The trial, which was conducted in collaboration with the US Biomedical Advanced Research and Development Authority (BARDA), evaluated intravenous Actemra/RoActemra added to standard-of-care compared to treatment with placebo plus standard of care. The primary endpoint of clinical status was measured by a seven-category ordinal scale that tracked patients’ clinical status based on the need for intensive care and/or ventilator use, as well as supplemental oxygen requirements.
Key secondary goal also missed
Results showed that the difference in clinical status between Actemra/RoActemra and placebo at week 4 was not significant. In addition, there was no difference between the two groups in the percentage of patients who died by week four, a key secondary goal of the study, with rates of 19.7% and 19.4%, respectively.
However, Roche indicated that there was a positive trend in time to hospital discharge in patients treated with its drug. Data showed that the median time to discharge or “ready to discharge” for Actemra/RoActemra was 20 days, versus 28 days for placebo, although the company noted that the difference cannot be considered significant as the primary endpoint was not met. The difference in ventilator-free days between Actemra/RoActemra and placebo was also not significant, with a median of 22 days and 16.5 days in the two groups, respectively.
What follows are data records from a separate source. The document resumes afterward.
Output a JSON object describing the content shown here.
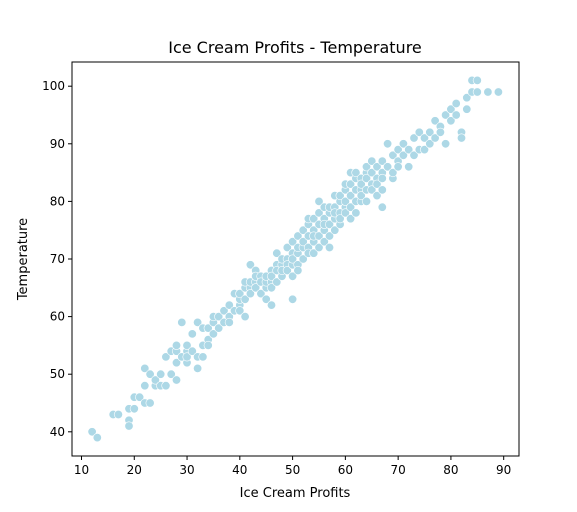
{
  "chart_data": {
    "type": "scatter",
    "title": "Ice Cream Profits - Temperature",
    "xlabel": "Ice Cream Profits",
    "ylabel": "Temperature",
    "xlim": [
      8.2,
      92.9
    ],
    "ylim": [
      35.8,
      104.2
    ],
    "xticks": [
      10,
      20,
      30,
      40,
      50,
      60,
      70,
      80,
      90
    ],
    "yticks": [
      40,
      50,
      60,
      70,
      80,
      90,
      100
    ],
    "grid": false,
    "marker_color": "#add8e6",
    "marker_edge_color": "#ffffff",
    "x": [
      12,
      13,
      16,
      17,
      19,
      19,
      19,
      20,
      20,
      21,
      22,
      22,
      22,
      23,
      23,
      24,
      24,
      25,
      25,
      26,
      26,
      27,
      27,
      28,
      28,
      28,
      28,
      29,
      29,
      30,
      30,
      30,
      30,
      31,
      31,
      32,
      32,
      32,
      33,
      33,
      33,
      34,
      34,
      34,
      35,
      35,
      35,
      36,
      36,
      37,
      37,
      38,
      38,
      38,
      39,
      39,
      40,
      40,
      40,
      40,
      41,
      41,
      41,
      41,
      42,
      42,
      42,
      42,
      43,
      43,
      43,
      43,
      44,
      44,
      44,
      45,
      45,
      45,
      45,
      46,
      46,
      46,
      46,
      47,
      47,
      47,
      47,
      48,
      48,
      48,
      48,
      49,
      49,
      49,
      49,
      50,
      50,
      50,
      50,
      50,
      51,
      51,
      51,
      51,
      51,
      52,
      52,
      52,
      52,
      53,
      53,
      53,
      53,
      53,
      54,
      54,
      54,
      54,
      54,
      55,
      55,
      55,
      55,
      55,
      56,
      56,
      56,
      56,
      56,
      57,
      57,
      57,
      57,
      57,
      58,
      58,
      58,
      58,
      58,
      59,
      59,
      59,
      59,
      59,
      60,
      60,
      60,
      60,
      60,
      61,
      61,
      61,
      61,
      61,
      62,
      62,
      62,
      62,
      62,
      63,
      63,
      63,
      63,
      63,
      64,
      64,
      64,
      64,
      64,
      65,
      65,
      65,
      65,
      66,
      66,
      66,
      66,
      67,
      67,
      67,
      67,
      68,
      68,
      68,
      69,
      69,
      69,
      70,
      70,
      70,
      71,
      71,
      72,
      72,
      73,
      73,
      74,
      74,
      75,
      75,
      76,
      76,
      77,
      77,
      78,
      78,
      79,
      79,
      80,
      80,
      80,
      81,
      81,
      82,
      82,
      83,
      83,
      84,
      84,
      85,
      85,
      87,
      89,
      50,
      46,
      67
    ],
    "y": [
      40,
      39,
      43,
      43,
      42,
      41,
      44,
      46,
      44,
      46,
      45,
      48,
      51,
      45,
      50,
      48,
      49,
      48,
      50,
      53,
      48,
      50,
      54,
      49,
      52,
      54,
      55,
      53,
      59,
      54,
      52,
      55,
      53,
      54,
      57,
      51,
      53,
      59,
      58,
      55,
      53,
      56,
      58,
      55,
      59,
      60,
      57,
      60,
      58,
      59,
      61,
      60,
      62,
      59,
      64,
      61,
      62,
      63,
      64,
      61,
      60,
      63,
      65,
      66,
      65,
      66,
      69,
      64,
      68,
      66,
      67,
      65,
      64,
      67,
      66,
      63,
      65,
      66,
      67,
      68,
      66,
      65,
      67,
      71,
      69,
      66,
      68,
      69,
      67,
      70,
      68,
      70,
      69,
      72,
      68,
      69,
      71,
      73,
      70,
      67,
      71,
      72,
      74,
      69,
      68,
      70,
      72,
      73,
      75,
      72,
      74,
      76,
      71,
      77,
      73,
      75,
      77,
      71,
      74,
      76,
      78,
      72,
      74,
      80,
      73,
      75,
      77,
      79,
      76,
      72,
      78,
      74,
      79,
      76,
      77,
      81,
      75,
      79,
      78,
      80,
      76,
      78,
      81,
      77,
      79,
      80,
      82,
      78,
      83,
      85,
      77,
      81,
      79,
      83,
      80,
      84,
      82,
      78,
      85,
      82,
      80,
      84,
      81,
      83,
      85,
      82,
      86,
      80,
      84,
      87,
      83,
      85,
      82,
      84,
      86,
      81,
      83,
      85,
      87,
      79,
      84,
      86,
      90,
      86,
      84,
      88,
      85,
      87,
      89,
      86,
      88,
      90,
      86,
      89,
      88,
      91,
      89,
      92,
      89,
      91,
      92,
      90,
      94,
      91,
      93,
      92,
      95,
      90,
      96,
      94,
      96,
      95,
      97,
      92,
      91,
      98,
      96,
      99,
      101,
      99,
      101,
      99,
      99,
      63,
      62,
      82
    ]
  }
}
Roche added that at week 4, rates of infections were 38.3% and 40.6% in the Actemra/RoActemra and placebo arms, respectively, and the rates of serious infections were 21.0% and 25.9%, respectively. The drugmaker said that further analysis of the results, which will be submitted for publication in a peer-reviewed journal, is needed to fully understand the data.
Other studies continue
Along with COVACTA, Roche is also investigating Actemra/RoActemra as a potential treatment for patients with COVID-19-associated pneumonia in the Phase III REMDACTA and EMPACTA studies, as well as the phase 2 MARIPOSA trial. Meanwhile, the RECOVERY study, which is being conducted in the UK by the University of Oxford, will continue investigating Roche’s drug. “We are investigating the use of [Actemra/RoActemra] for sicker patients, whereas the Roche trial looked at patients with milder disease,” a spokeswoman for the RECOVERY trial said.
Commenting on the COVACTA findings, Bank Vontobel analysts remarked “for COVID-19 patients in need of an effective treatment, today’s news is disappointing. From an investment perspective, we never assumed a pandemic-driven long-term increase of Actemra revenues.”